Monde Nissin From The Philippines Sees Earnings Rebound After The First-Half Earnings Slump As Commodity Prices Rise.

Key Sentence:

  • Monde Nissin – controlled by tycoon Betty Ang and her family expects earnings to recover in the second share of the year.
  • After revenues declined in the six months to the end of June due to high taxes and rising commodity prices.

Thursday’s net profit fell 96 percent in the first half of the year to 204 million pesos ($4 million). Mainly due to non-refundable costs associated with convertible bond buybacks and deferred tax liabilities. Excluding items, Monde Nissin from the Philippines net profit fell 13% to 4.3 billion pesos. As higher prices for essential commodities such as palm oil and wheat resulted in lower gross profit.

“The second half looks more promising,” said Henry Soesanto, CEO of Monde Nissin, in a virtual media briefing.

Monde Nissin expects average single-digit sales growth for the entire year, supported by higher prices for pasta. And biscuits and increased sales of a meat alternative, Quorn Foods, expanding its distribution network in the US.

“High commodity prices are temporary and need to be mitigated by current price increases. And efficiency programs,” Metro Securities’ first analyst Estella Del Villamil said in an email to Forbes Asia. “We still expect Nissin month to do better.”

First Metro expects Monde Nissin from the Philippines net profit before exclusive items to increase 62% to P11.9 billion this year, with sales rising 6.9% to P72.6 billion. In addition to its dominant market share in the Philippines’ noodle and biscuit market, the brokerage firm said alternative meat subsidiary Quorn Foods would be a key growth driver as it expands distribution channels in the United States.

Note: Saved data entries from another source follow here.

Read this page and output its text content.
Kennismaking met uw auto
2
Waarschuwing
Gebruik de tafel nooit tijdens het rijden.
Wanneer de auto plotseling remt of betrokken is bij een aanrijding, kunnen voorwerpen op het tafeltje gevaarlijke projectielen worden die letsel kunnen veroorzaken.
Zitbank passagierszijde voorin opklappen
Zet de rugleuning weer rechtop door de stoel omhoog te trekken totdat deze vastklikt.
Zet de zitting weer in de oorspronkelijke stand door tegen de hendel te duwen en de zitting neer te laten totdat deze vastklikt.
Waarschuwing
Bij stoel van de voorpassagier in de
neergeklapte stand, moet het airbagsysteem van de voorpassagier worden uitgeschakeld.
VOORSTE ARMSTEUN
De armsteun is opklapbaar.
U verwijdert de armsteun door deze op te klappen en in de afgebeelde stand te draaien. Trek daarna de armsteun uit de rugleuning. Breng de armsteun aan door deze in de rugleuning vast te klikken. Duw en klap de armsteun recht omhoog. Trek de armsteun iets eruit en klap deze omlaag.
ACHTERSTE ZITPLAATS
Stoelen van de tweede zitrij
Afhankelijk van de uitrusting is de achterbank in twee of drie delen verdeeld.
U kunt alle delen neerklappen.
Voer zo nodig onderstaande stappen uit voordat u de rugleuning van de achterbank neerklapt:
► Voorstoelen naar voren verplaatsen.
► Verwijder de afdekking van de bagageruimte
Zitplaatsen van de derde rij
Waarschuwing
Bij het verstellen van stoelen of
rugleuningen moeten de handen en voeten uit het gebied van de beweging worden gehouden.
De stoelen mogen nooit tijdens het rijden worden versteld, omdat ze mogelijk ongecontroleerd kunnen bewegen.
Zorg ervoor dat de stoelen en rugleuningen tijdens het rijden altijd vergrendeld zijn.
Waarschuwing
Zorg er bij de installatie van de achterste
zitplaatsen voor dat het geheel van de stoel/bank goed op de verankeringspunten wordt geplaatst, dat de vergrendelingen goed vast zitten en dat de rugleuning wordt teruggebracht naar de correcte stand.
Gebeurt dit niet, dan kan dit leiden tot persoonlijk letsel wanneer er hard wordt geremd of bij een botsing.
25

Quorn sales fell 0.6% to P7.5 billion, representing 22% of Monde Nissin’s total sales of P3.3 billion in the new half of this year. The UK has pesos 5.9 billion in sales. While the United States has pesos 683 million and the rest of the world has pesos 968 million.

“The potential of Quorn in the United States is huge,” said Soesanto.

Monde Nissin is betting heavily on alternative meats, which he sees as his next area of ​​growth. The company acquired Quorn in 2015 for £550 million ($759.4 million) and plans to spend more than half of the 48.6 billion pesos it raised in the Philippines’ most extensive initial public offering in June.